Loring's command was the first to make contact with the enemy. Chief Black Knife and his band were in the area with 2,000 head of stolen sheep. On May 24, Loring's force caught up with the Apaches in the Black Range near the Mogollons after pursuing them for days. At a little rocky valley the Apaches were attacked and defeated at their camp. Seven warriors were killed and left on the field while the rest fled into the mountains. Chief Black Knife was one of the killed; nine others were captured and all of the livestock was recaptured. There were no American casualties in the engagement.

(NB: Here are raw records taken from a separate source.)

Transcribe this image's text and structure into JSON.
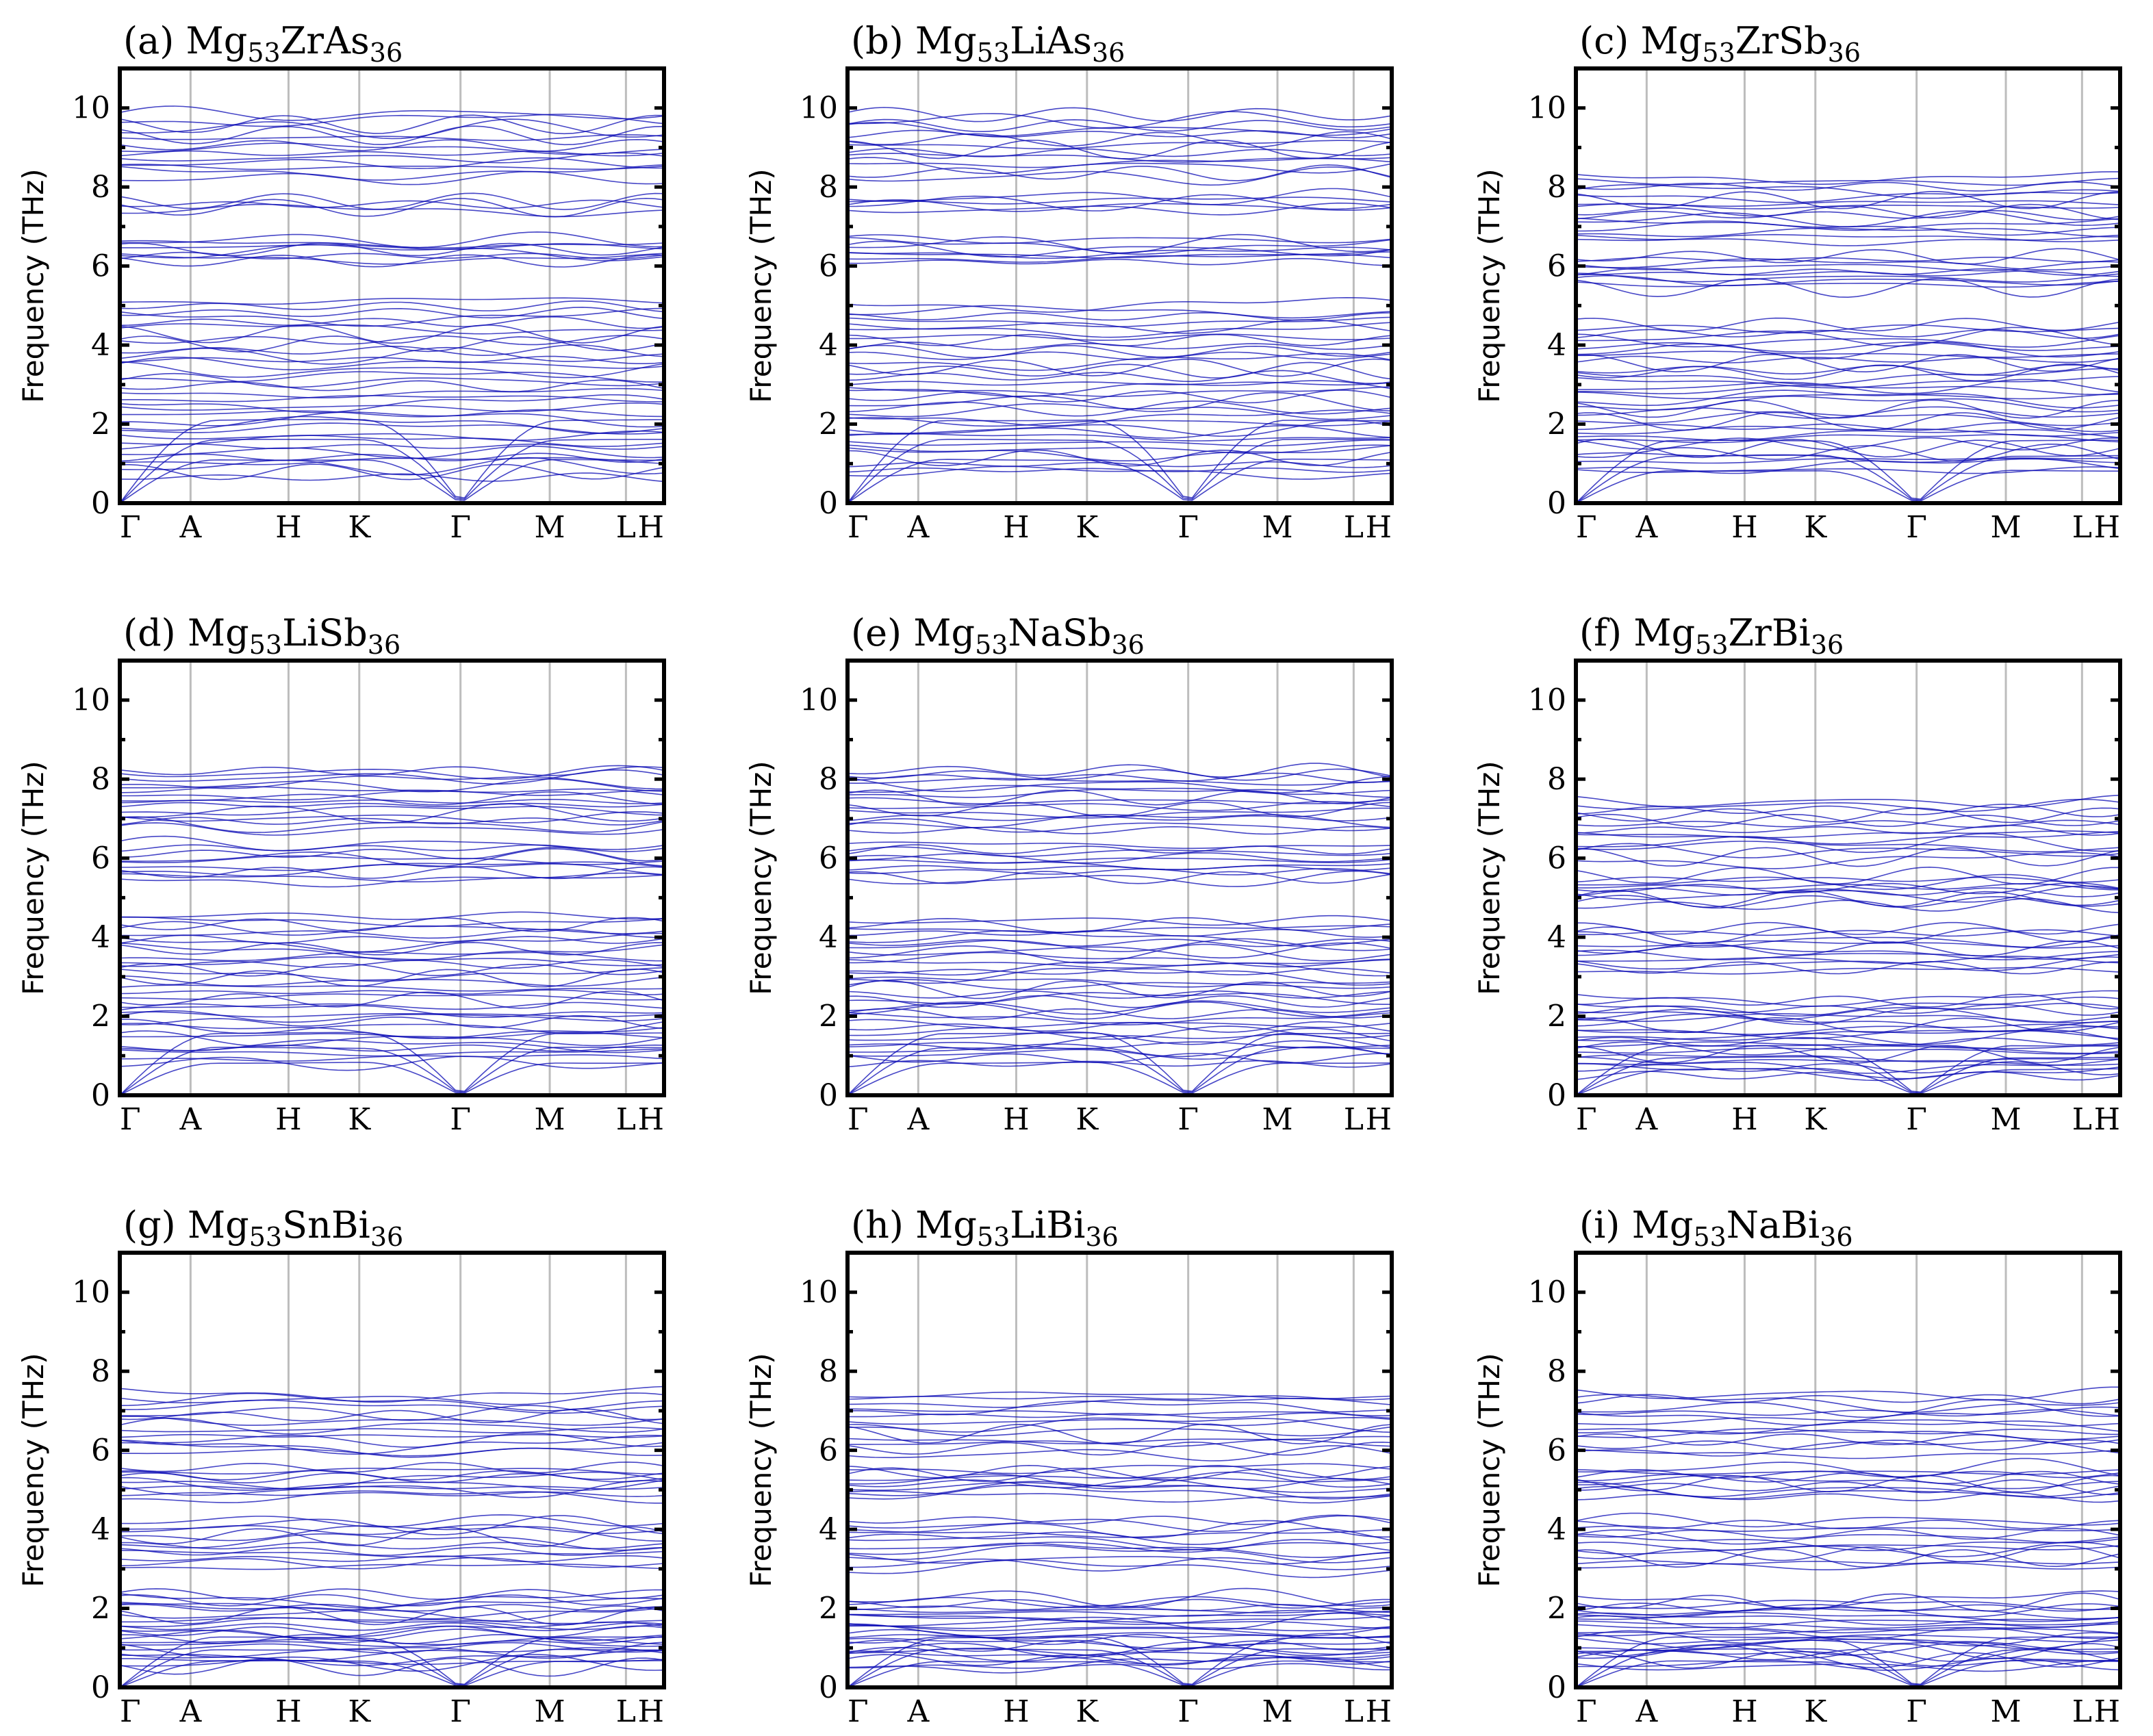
{
  "chart_data": [
    {
      "type": "line",
      "id": "a",
      "label": "(a)",
      "formula": [
        [
          "Mg",
          ""
        ],
        [
          "53",
          "sub"
        ],
        [
          "ZrAs",
          ""
        ],
        [
          "36",
          "sub"
        ]
      ],
      "ylabel": "Frequency (THz)",
      "ylim": [
        0,
        11
      ],
      "yticks": [
        0,
        2,
        4,
        6,
        8,
        10
      ],
      "kpath": [
        "Γ",
        "A",
        "H",
        "K",
        "Γ",
        "M",
        "L",
        "H"
      ],
      "band_groups": [
        {
          "lo": 0.6,
          "hi": 5.2,
          "n": 34
        },
        {
          "lo": 6.1,
          "hi": 6.7,
          "n": 8
        },
        {
          "lo": 7.4,
          "hi": 7.7,
          "n": 4
        },
        {
          "lo": 8.2,
          "hi": 9.9,
          "n": 14
        }
      ],
      "acoustic_max": 2.0,
      "line_color": "#0a0ab4"
    },
    {
      "type": "line",
      "id": "b",
      "label": "(b)",
      "formula": [
        [
          "Mg",
          ""
        ],
        [
          "53",
          "sub"
        ],
        [
          "LiAs",
          ""
        ],
        [
          "36",
          "sub"
        ]
      ],
      "ylabel": "Frequency (THz)",
      "ylim": [
        0,
        11
      ],
      "yticks": [
        0,
        2,
        4,
        6,
        8,
        10
      ],
      "kpath": [
        "Γ",
        "A",
        "H",
        "K",
        "Γ",
        "M",
        "L",
        "H"
      ],
      "band_groups": [
        {
          "lo": 0.7,
          "hi": 5.1,
          "n": 34
        },
        {
          "lo": 6.1,
          "hi": 6.7,
          "n": 8
        },
        {
          "lo": 7.4,
          "hi": 7.8,
          "n": 5
        },
        {
          "lo": 8.2,
          "hi": 9.9,
          "n": 14
        }
      ],
      "acoustic_max": 2.0,
      "line_color": "#0a0ab4"
    },
    {
      "type": "line",
      "id": "c",
      "label": "(c)",
      "formula": [
        [
          "Mg",
          ""
        ],
        [
          "53",
          "sub"
        ],
        [
          "ZrSb",
          ""
        ],
        [
          "36",
          "sub"
        ]
      ],
      "ylabel": "Frequency (THz)",
      "ylim": [
        0,
        11
      ],
      "yticks": [
        0,
        2,
        4,
        6,
        8,
        10
      ],
      "kpath": [
        "Γ",
        "A",
        "H",
        "K",
        "Γ",
        "M",
        "L",
        "H"
      ],
      "band_groups": [
        {
          "lo": 0.8,
          "hi": 4.6,
          "n": 34
        },
        {
          "lo": 5.4,
          "hi": 6.3,
          "n": 10
        },
        {
          "lo": 6.6,
          "hi": 8.3,
          "n": 16
        }
      ],
      "acoustic_max": 1.5,
      "line_color": "#0a0ab4"
    },
    {
      "type": "line",
      "id": "d",
      "label": "(d)",
      "formula": [
        [
          "Mg",
          ""
        ],
        [
          "53",
          "sub"
        ],
        [
          "LiSb",
          ""
        ],
        [
          "36",
          "sub"
        ]
      ],
      "ylabel": "Frequency (THz)",
      "ylim": [
        0,
        11
      ],
      "yticks": [
        0,
        2,
        4,
        6,
        8,
        10
      ],
      "kpath": [
        "Γ",
        "A",
        "H",
        "K",
        "Γ",
        "M",
        "L",
        "H"
      ],
      "band_groups": [
        {
          "lo": 0.8,
          "hi": 4.6,
          "n": 34
        },
        {
          "lo": 5.4,
          "hi": 6.4,
          "n": 10
        },
        {
          "lo": 6.7,
          "hi": 8.3,
          "n": 16
        }
      ],
      "acoustic_max": 1.5,
      "line_color": "#0a0ab4"
    },
    {
      "type": "line",
      "id": "e",
      "label": "(e)",
      "formula": [
        [
          "Mg",
          ""
        ],
        [
          "53",
          "sub"
        ],
        [
          "NaSb",
          ""
        ],
        [
          "36",
          "sub"
        ]
      ],
      "ylabel": "Frequency (THz)",
      "ylim": [
        0,
        11
      ],
      "yticks": [
        0,
        2,
        4,
        6,
        8,
        10
      ],
      "kpath": [
        "Γ",
        "A",
        "H",
        "K",
        "Γ",
        "M",
        "L",
        "H"
      ],
      "band_groups": [
        {
          "lo": 0.8,
          "hi": 4.5,
          "n": 34
        },
        {
          "lo": 5.4,
          "hi": 6.4,
          "n": 10
        },
        {
          "lo": 6.7,
          "hi": 8.3,
          "n": 16
        }
      ],
      "acoustic_max": 1.5,
      "line_color": "#0a0ab4"
    },
    {
      "type": "line",
      "id": "f",
      "label": "(f)",
      "formula": [
        [
          "Mg",
          ""
        ],
        [
          "53",
          "sub"
        ],
        [
          "ZrBi",
          ""
        ],
        [
          "36",
          "sub"
        ]
      ],
      "ylabel": "Frequency (THz)",
      "ylim": [
        0,
        11
      ],
      "yticks": [
        0,
        2,
        4,
        6,
        8,
        10
      ],
      "kpath": [
        "Γ",
        "A",
        "H",
        "K",
        "Γ",
        "M",
        "L",
        "H"
      ],
      "band_groups": [
        {
          "lo": 0.5,
          "hi": 2.5,
          "n": 24
        },
        {
          "lo": 3.1,
          "hi": 4.3,
          "n": 12
        },
        {
          "lo": 4.8,
          "hi": 5.6,
          "n": 10
        },
        {
          "lo": 5.9,
          "hi": 7.5,
          "n": 14
        }
      ],
      "acoustic_max": 1.2,
      "line_color": "#0a0ab4"
    },
    {
      "type": "line",
      "id": "g",
      "label": "(g)",
      "formula": [
        [
          "Mg",
          ""
        ],
        [
          "53",
          "sub"
        ],
        [
          "SnBi",
          ""
        ],
        [
          "36",
          "sub"
        ]
      ],
      "ylabel": "Frequency (THz)",
      "ylim": [
        0,
        11
      ],
      "yticks": [
        0,
        2,
        4,
        6,
        8,
        10
      ],
      "kpath": [
        "Γ",
        "A",
        "H",
        "K",
        "Γ",
        "M",
        "L",
        "H"
      ],
      "band_groups": [
        {
          "lo": 0.5,
          "hi": 2.4,
          "n": 24
        },
        {
          "lo": 3.0,
          "hi": 4.3,
          "n": 12
        },
        {
          "lo": 4.8,
          "hi": 5.6,
          "n": 10
        },
        {
          "lo": 5.9,
          "hi": 7.5,
          "n": 14
        }
      ],
      "acoustic_max": 1.2,
      "line_color": "#0a0ab4"
    },
    {
      "type": "line",
      "id": "h",
      "label": "(h)",
      "formula": [
        [
          "Mg",
          ""
        ],
        [
          "53",
          "sub"
        ],
        [
          "LiBi",
          ""
        ],
        [
          "36",
          "sub"
        ]
      ],
      "ylabel": "Frequency (THz)",
      "ylim": [
        0,
        11
      ],
      "yticks": [
        0,
        2,
        4,
        6,
        8,
        10
      ],
      "kpath": [
        "Γ",
        "A",
        "H",
        "K",
        "Γ",
        "M",
        "L",
        "H"
      ],
      "band_groups": [
        {
          "lo": 0.5,
          "hi": 2.3,
          "n": 24
        },
        {
          "lo": 3.0,
          "hi": 4.3,
          "n": 12
        },
        {
          "lo": 4.8,
          "hi": 5.6,
          "n": 10
        },
        {
          "lo": 5.9,
          "hi": 7.5,
          "n": 14
        }
      ],
      "acoustic_max": 1.2,
      "line_color": "#0a0ab4"
    },
    {
      "type": "line",
      "id": "i",
      "label": "(i)",
      "formula": [
        [
          "Mg",
          ""
        ],
        [
          "53",
          "sub"
        ],
        [
          "NaBi",
          ""
        ],
        [
          "36",
          "sub"
        ]
      ],
      "ylabel": "Frequency (THz)",
      "ylim": [
        0,
        11
      ],
      "yticks": [
        0,
        2,
        4,
        6,
        8,
        10
      ],
      "kpath": [
        "Γ",
        "A",
        "H",
        "K",
        "Γ",
        "M",
        "L",
        "H"
      ],
      "band_groups": [
        {
          "lo": 0.5,
          "hi": 2.3,
          "n": 24
        },
        {
          "lo": 3.0,
          "hi": 4.3,
          "n": 12
        },
        {
          "lo": 4.8,
          "hi": 5.6,
          "n": 10
        },
        {
          "lo": 5.9,
          "hi": 7.5,
          "n": 14
        }
      ],
      "acoustic_max": 1.2,
      "line_color": "#0a0ab4"
    }
  ]
}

The southern column had to wait longer for an engagement. They moved slower than Colonel Loring's men partly because Bonneville split his force in two and marched it in tight configuration on both sides of the river. This tactic made many of Bonneville's officers believe they would have no chance of catching up with any Apaches. Captain Richard S. Ewell commanded the right wing of about 300 men, which was the only part of the column to fight a battle. On June 27, more than a month after the start of the expedition, Ewell and his men came across a rancheria east of Mount Graham, on the Gila River. Ewell wasted no time in waiting for the left wing so he and his men hastily advanced into the Apache camp and killed or wounded about 40 warriors in a short engagement before Bonneville or Miles could arrive. Forty-five women and children were also captured. Two American officers were killed, and seven enlisted men were wounded. One of the killed Apaches was believed to have been responsible for the death of Indian agent Henry I. Dodge.